The consensus arrived at in this state Council meeting was that CCC sites should continue in their non-violent response to conditions in the U.S., being careful to give no wrong appearance of being armed camps of revolutionary insurgency. The best course for CCC as a body, it was decided, was to continue to build its cooperative communities, demonstrating to American and world societies how harmonious accord is a more effective political-economic-cultural process than predatory capitalism's practice of egomaniacal greed and dog-eat-dog rivalry and destruction.

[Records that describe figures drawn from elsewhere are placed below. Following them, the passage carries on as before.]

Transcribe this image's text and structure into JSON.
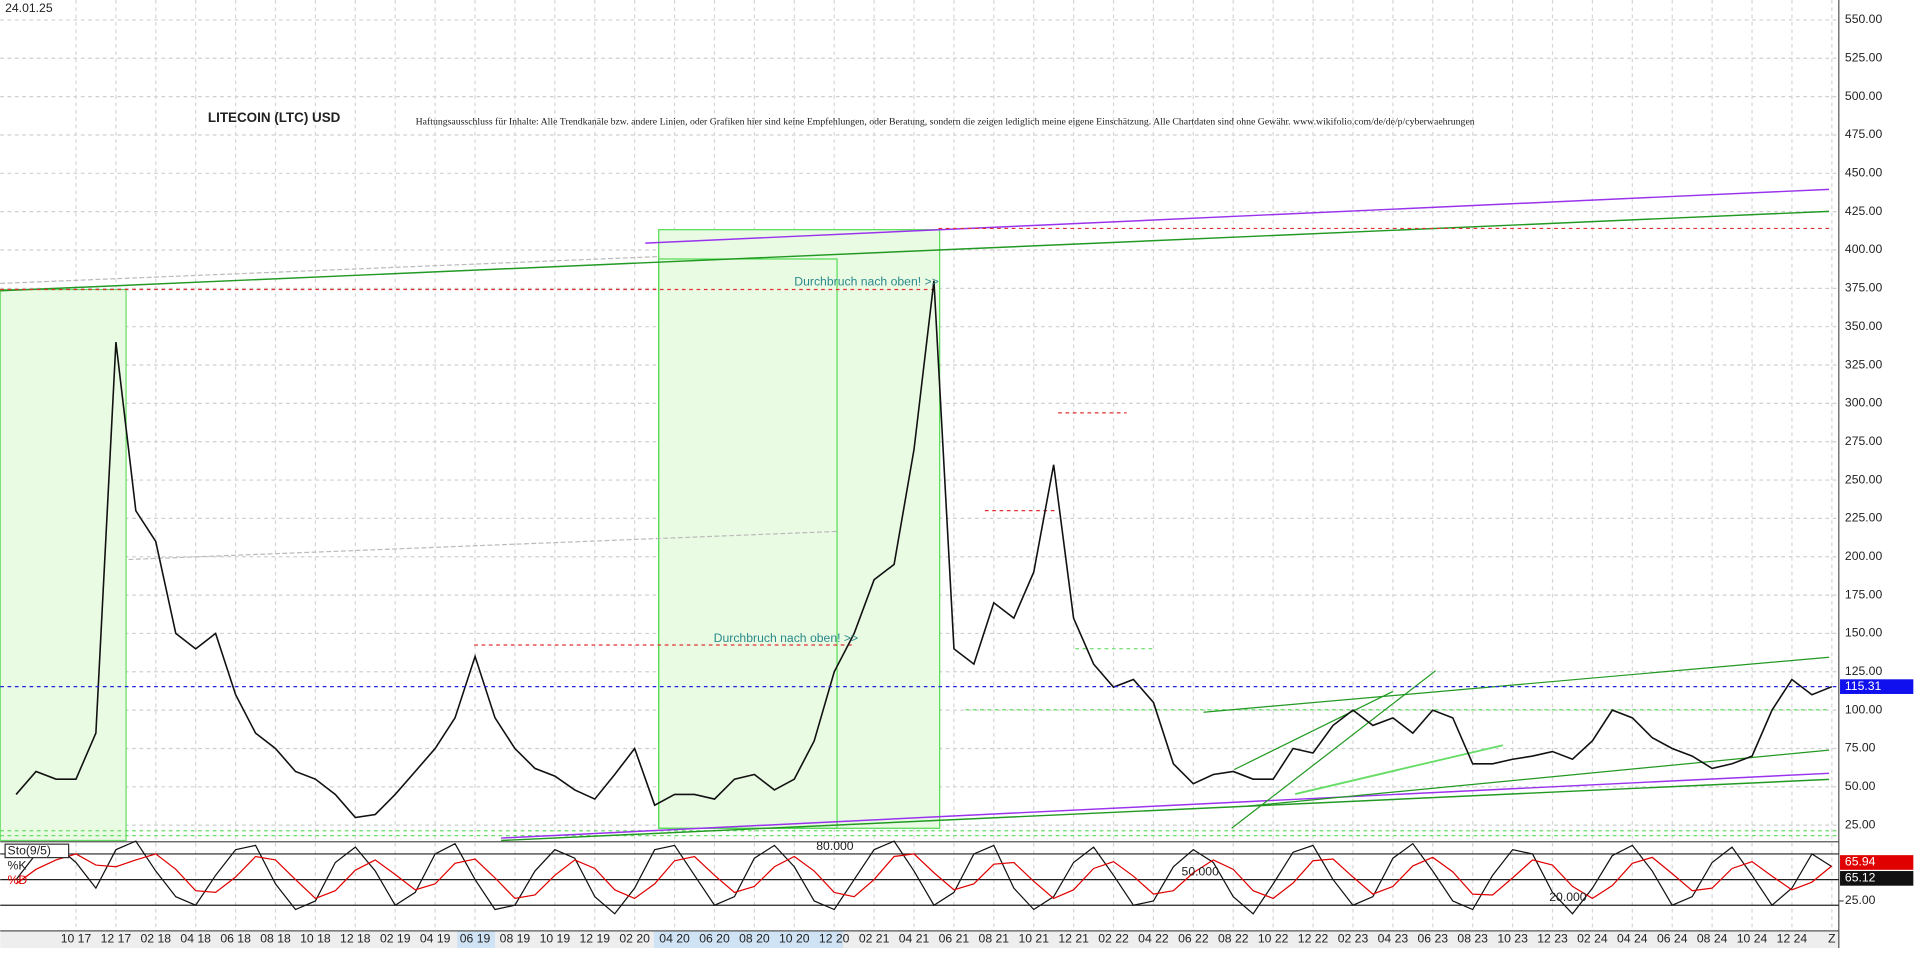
{
  "chart_data": {
    "type": "line",
    "date": "24.01.25",
    "title": "LITECOIN (LTC) USD",
    "note": "Haftungsausschluss für Inhalte: Alle Trendkanäle bzw. andere Linien, oder Grafiken hier sind keine Empfehlungen, oder Beratung, sondern die zeigen lediglich meine eigene Einschätzung. Alle Chartdaten sind ohne Gewähr.  www.wikifolio.com/de/de/p/cyberwaehrungen",
    "annotations": [
      "Durchbruch nach oben! >>",
      "Durchbruch nach oben! >>"
    ],
    "categories": [
      null,
      null,
      null,
      "10 17",
      null,
      "12 17",
      null,
      "02 18",
      null,
      "04 18",
      null,
      "06 18",
      null,
      "08 18",
      null,
      "10 18",
      null,
      "12 18",
      null,
      "02 19",
      null,
      "04 19",
      null,
      "06 19",
      null,
      "08 19",
      null,
      "10 19",
      null,
      "12 19",
      null,
      "02 20",
      null,
      "04 20",
      null,
      "06 20",
      null,
      "08 20",
      null,
      "10 20",
      null,
      "12 20",
      null,
      "02 21",
      null,
      "04 21",
      null,
      "06 21",
      null,
      "08 21",
      null,
      "10 21",
      null,
      "12 21",
      null,
      "02 22",
      null,
      "04 22",
      null,
      "06 22",
      null,
      "08 22",
      null,
      "10 22",
      null,
      "12 22",
      null,
      "02 23",
      null,
      "04 23",
      null,
      "06 23",
      null,
      "08 23",
      null,
      "10 23",
      null,
      "12 23",
      null,
      "02 24",
      null,
      "04 24",
      null,
      "06 24",
      null,
      "08 24",
      null,
      "10 24",
      null,
      "12 24",
      null,
      "Z"
    ],
    "series": [
      {
        "color": "#111111",
        "values": [
          45,
          60,
          55,
          55,
          85,
          340,
          230,
          210,
          150,
          140,
          150,
          110,
          85,
          75,
          60,
          55,
          45,
          30,
          32,
          45,
          60,
          75,
          95,
          135,
          95,
          75,
          62,
          57,
          48,
          42,
          58,
          75,
          38,
          45,
          45,
          42,
          55,
          58,
          48,
          55,
          80,
          125,
          150,
          185,
          195,
          270,
          380,
          140,
          130,
          170,
          160,
          190,
          260,
          160,
          130,
          115,
          120,
          105,
          65,
          52,
          58,
          60,
          55,
          55,
          75,
          72,
          90,
          100,
          90,
          95,
          85,
          100,
          95,
          65,
          65,
          68,
          70,
          73,
          68,
          80,
          100,
          95,
          82,
          75,
          70,
          62,
          65,
          70,
          100,
          120,
          110,
          115.31
        ]
      }
    ],
    "ylim": [
      15,
      563
    ],
    "yticks": [
      {
        "value": 25,
        "label": "25.00"
      },
      {
        "value": 50,
        "label": "50.00"
      },
      {
        "value": 75,
        "label": "75.00"
      },
      {
        "value": 100,
        "label": "100.00"
      },
      {
        "value": 125,
        "label": "125.00"
      },
      {
        "value": 150,
        "label": "150.00"
      },
      {
        "value": 175,
        "label": "175.00"
      },
      {
        "value": 200,
        "label": "200.00"
      },
      {
        "value": 225,
        "label": "225.00"
      },
      {
        "value": 250,
        "label": "250.00"
      },
      {
        "value": 275,
        "label": "275.00"
      },
      {
        "value": 300,
        "label": "300.00"
      },
      {
        "value": 325,
        "label": "325.00"
      },
      {
        "value": 350,
        "label": "350.00"
      },
      {
        "value": 375,
        "label": "375.00"
      },
      {
        "value": 400,
        "label": "400.00"
      },
      {
        "value": 425,
        "label": "425.00"
      },
      {
        "value": 450,
        "label": "450.00"
      },
      {
        "value": 475,
        "label": "475.00"
      },
      {
        "value": 500,
        "label": "500.00"
      },
      {
        "value": 525,
        "label": "525.00"
      },
      {
        "value": 550,
        "label": "550.00"
      }
    ],
    "grid": true,
    "indicator": {
      "type": "line",
      "name": "Sto(9/5)",
      "series": [
        {
          "name": "%K",
          "color": "#111111",
          "values": [
            50,
            80,
            90,
            70,
            40,
            85,
            95,
            60,
            30,
            20,
            55,
            85,
            90,
            45,
            15,
            25,
            70,
            88,
            60,
            20,
            35,
            80,
            92,
            50,
            15,
            20,
            60,
            85,
            75,
            30,
            10,
            40,
            85,
            90,
            55,
            20,
            30,
            75,
            90,
            65,
            25,
            15,
            50,
            85,
            95,
            60,
            20,
            35,
            80,
            90,
            40,
            15,
            30,
            70,
            88,
            55,
            20,
            25,
            65,
            85,
            70,
            30,
            10,
            45,
            82,
            90,
            50,
            20,
            30,
            75,
            92,
            60,
            25,
            15,
            55,
            85,
            80,
            35,
            10,
            40,
            78,
            90,
            60,
            20,
            30,
            70,
            88,
            55,
            20,
            40,
            80,
            65.12
          ]
        },
        {
          "name": "%D",
          "color": "#e00000",
          "values": [
            45,
            62,
            73,
            80,
            67,
            65,
            73,
            80,
            62,
            37,
            35,
            53,
            77,
            73,
            50,
            28,
            37,
            61,
            73,
            56,
            38,
            45,
            69,
            74,
            52,
            28,
            32,
            55,
            73,
            63,
            38,
            28,
            45,
            72,
            77,
            55,
            35,
            42,
            65,
            77,
            60,
            35,
            30,
            50,
            77,
            80,
            58,
            38,
            45,
            68,
            70,
            48,
            28,
            38,
            63,
            71,
            54,
            33,
            37,
            58,
            73,
            62,
            37,
            28,
            46,
            72,
            74,
            53,
            33,
            42,
            66,
            76,
            59,
            33,
            32,
            52,
            73,
            67,
            42,
            28,
            43,
            69,
            76,
            57,
            37,
            40,
            63,
            71,
            54,
            38,
            47,
            65.94
          ]
        }
      ],
      "ylim": [
        0,
        100
      ],
      "yticks": [
        {
          "value": 25,
          "label": "25.00"
        }
      ],
      "levels": [
        {
          "value": 80,
          "label": "80.000"
        },
        {
          "value": 50,
          "label": "50.000"
        },
        {
          "value": 20,
          "label": "20.000"
        }
      ]
    }
  }
}
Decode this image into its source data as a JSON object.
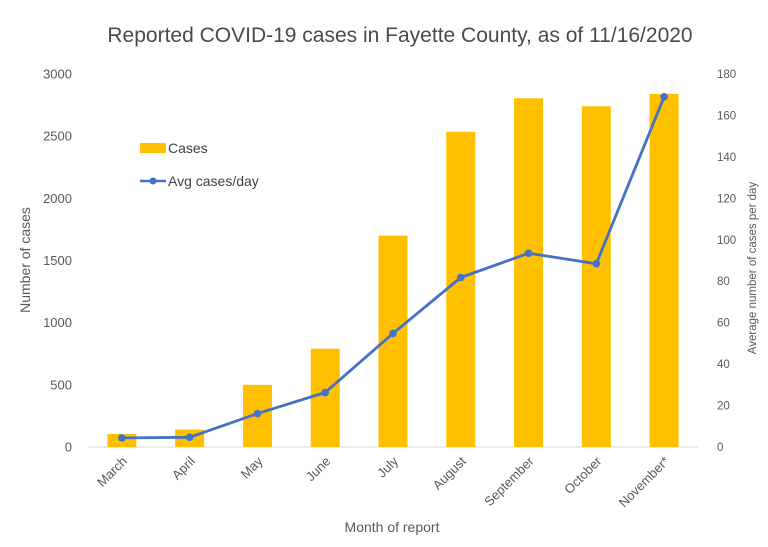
{
  "chart_data": {
    "type": "bar+line",
    "title": "Reported COVID-19 cases in Fayette County, as of 11/16/2020",
    "xlabel": "Month of report",
    "ylabel": "Number of cases",
    "y2label": "Average number of cases per day",
    "categories": [
      "March",
      "April",
      "May",
      "June",
      "July",
      "August",
      "September",
      "October",
      "November*"
    ],
    "ylim": [
      0,
      3000
    ],
    "yticks": [
      "0",
      "500",
      "1000",
      "1500",
      "2000",
      "2500",
      "3000"
    ],
    "y2lim": [
      0,
      180
    ],
    "y2ticks": [
      "0",
      "20",
      "40",
      "60",
      "80",
      "100",
      "120",
      "140",
      "160",
      "180"
    ],
    "grid": false,
    "legend_position": "upper-left inside",
    "series": [
      {
        "name": "Cases",
        "type": "bar",
        "axis": "left",
        "color": "#FFC000",
        "values": [
          105,
          140,
          500,
          790,
          1700,
          2535,
          2805,
          2740,
          2840
        ]
      },
      {
        "name": "Avg cases/day",
        "type": "line",
        "axis": "right",
        "color": "#4472C4",
        "values": [
          4.4,
          4.7,
          16.1,
          26.3,
          54.8,
          81.8,
          93.5,
          88.4,
          169.0
        ]
      }
    ]
  }
}
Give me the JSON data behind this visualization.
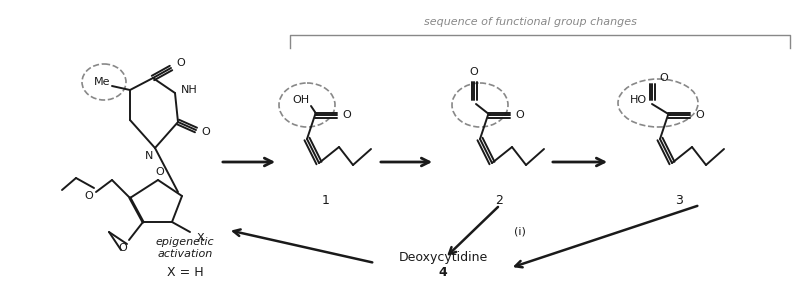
{
  "bg": "#ffffff",
  "dark": "#1a1a1a",
  "gray": "#888888",
  "seq_label": "sequence of functional group changes",
  "epigenetic": "epigenetic\nactivation",
  "deoxycytidine": "Deoxycytidine",
  "reaction_i": "(i)",
  "xeqh": "X = H",
  "figsize": [
    8.0,
    2.89
  ],
  "dpi": 100
}
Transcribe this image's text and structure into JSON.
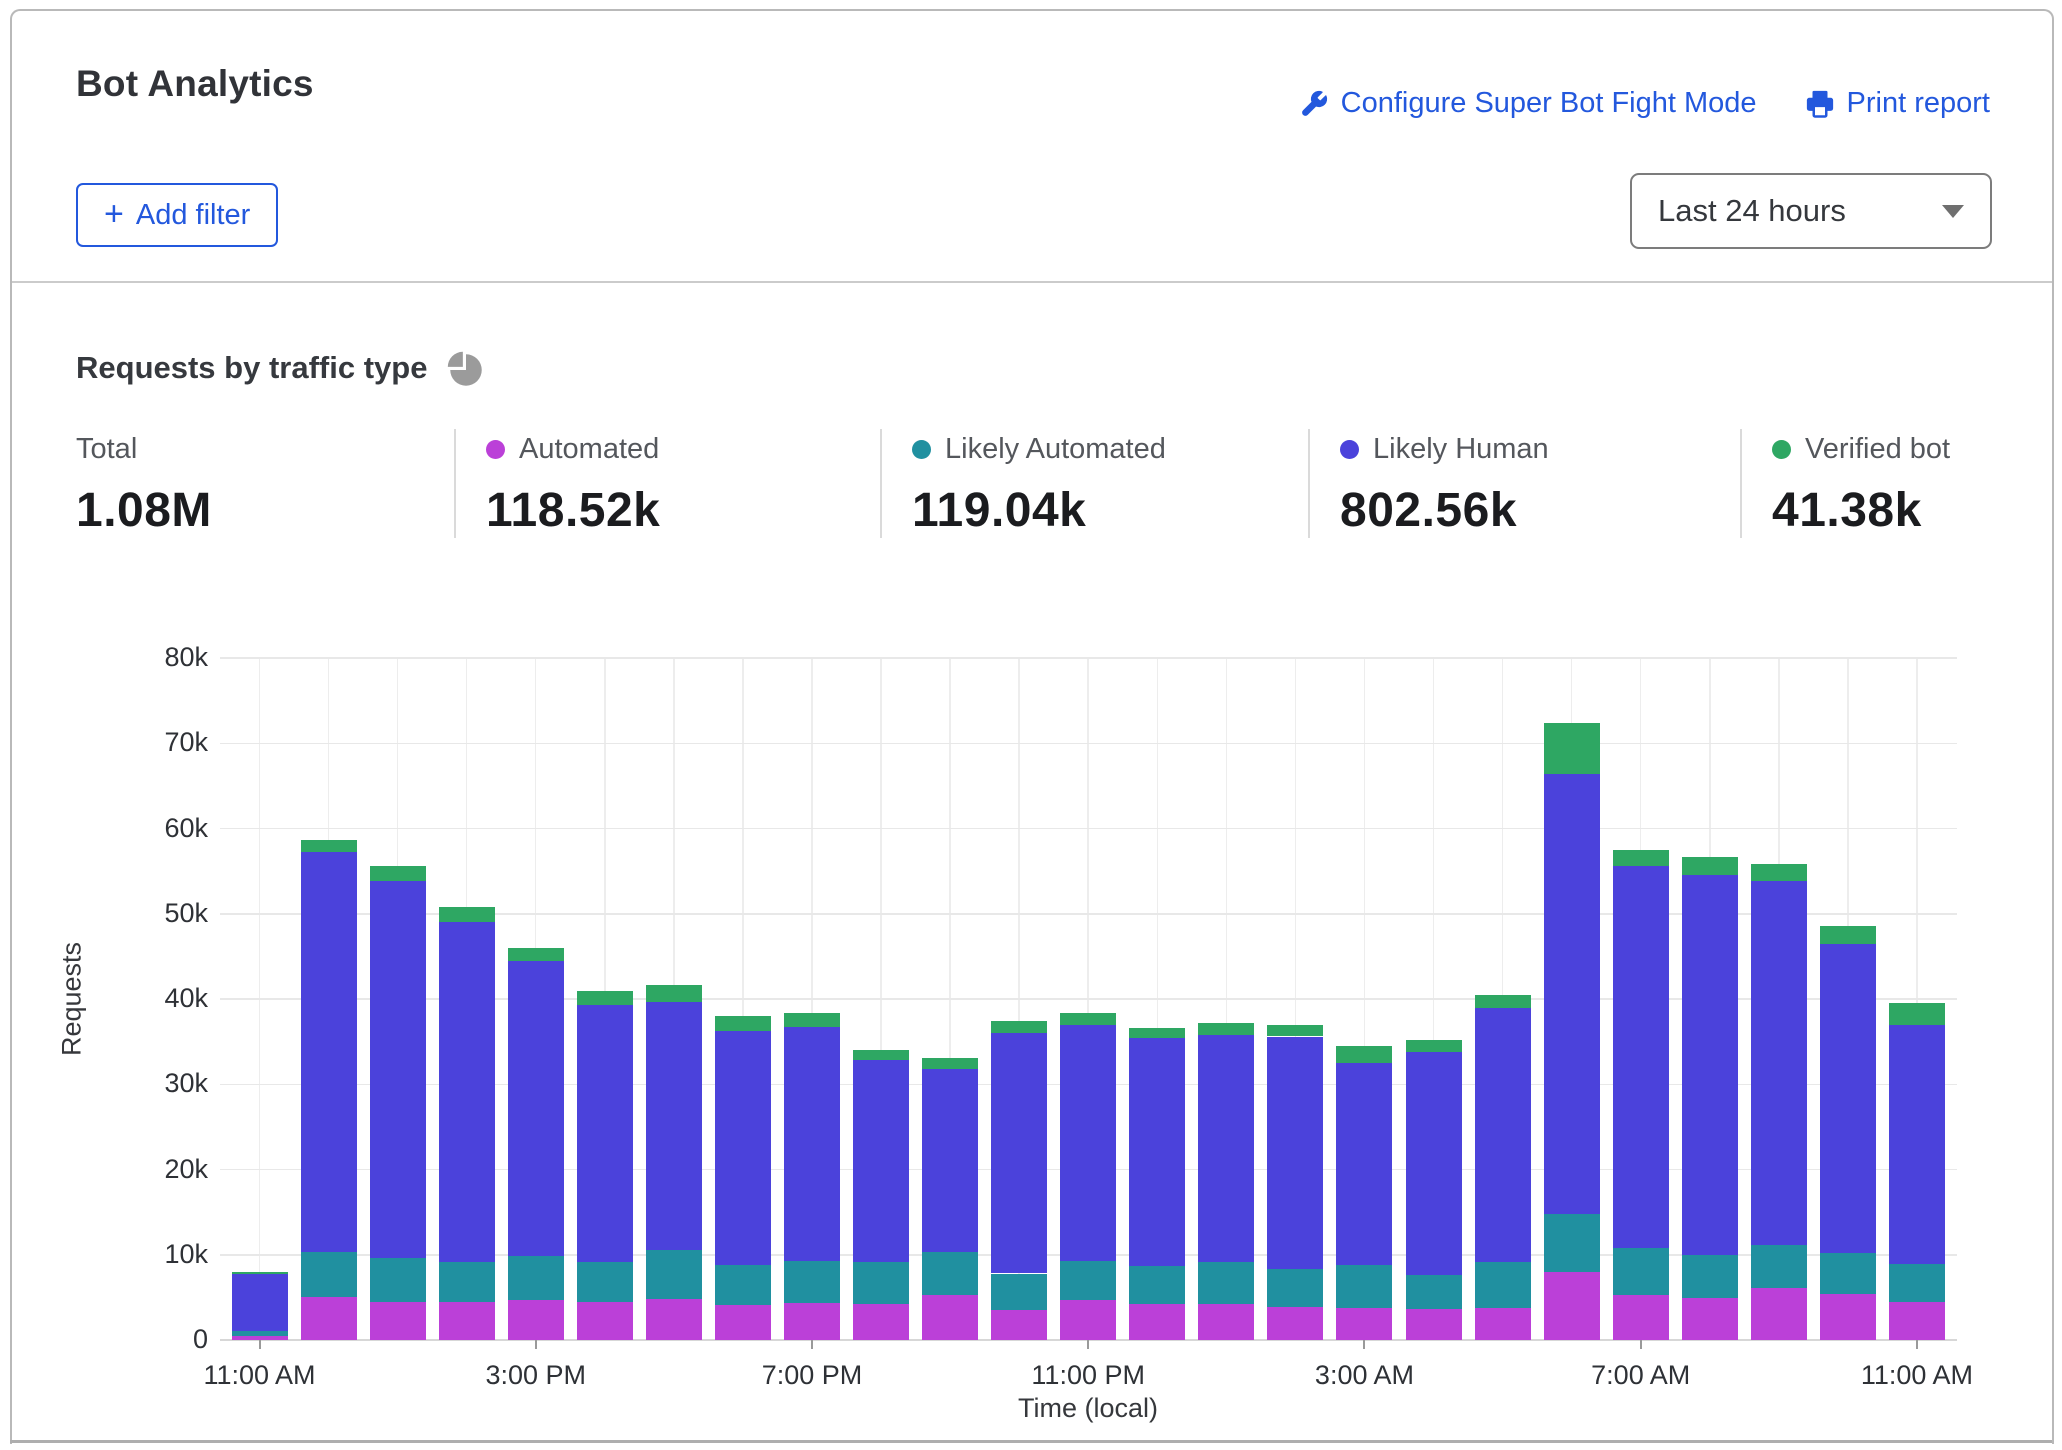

Three months later, Joan White and the other members of the CCC Legal Defense Committee had succeeded in gaining the release of the two Humboldt County CCC members. Contrary to what the two members had threatened, they asked to continue as members and their request was granted by the state Council.
Key Issues
Vista was the location for the next biennial CCC state Council convocation. Santa Rosa representative Franklin Stevens introduced the other eight site representatives as the meeting began. One new community had been established since the last convocation.
"Our agenda includes five issues or areas that the executive committee decided should be considered at this session--elements which we revisit periodically because they define the very nature of our communities," Diotima Mason began. The five key issues are:
- Pseudo-Communities
- Nomenclature and National Identity
- Screening and training
- Credits
- Public Relations
Pseudo-Communities
We continue to investigate contemporary communities to determine if any of them possess positive features which we can adapt to our enterprise or, if we were to find a predominantly positive community, to join with their efforts. However, our investigation to date has turned up only what must be designated as pseudo-communities: those given over to anti-rational religious and social dogmas, oppressed by dictatorial organizational structures, and brooking no criticism.
1. Damanhur: A commune, ecovillage, and spiritual community situated in the Piedmont region of northern Italy about 30 miles (50 km) north of the city of Turin.
Damanhur has been awarded by an agency of the United Nations as a model for a sustainable future. Founded in 1975, the Federation has about 1,000 citizens and extends over 500 hectares of territory throughout Valchiusella and the Alto Canavese area, at the foothills of the Piedmont Alps. It was founded in 1975 by Oberto Airaudi with around 24 followers, and had grown to 800 by the year 2000. The group holds a mix of New Age and neopagan beliefs.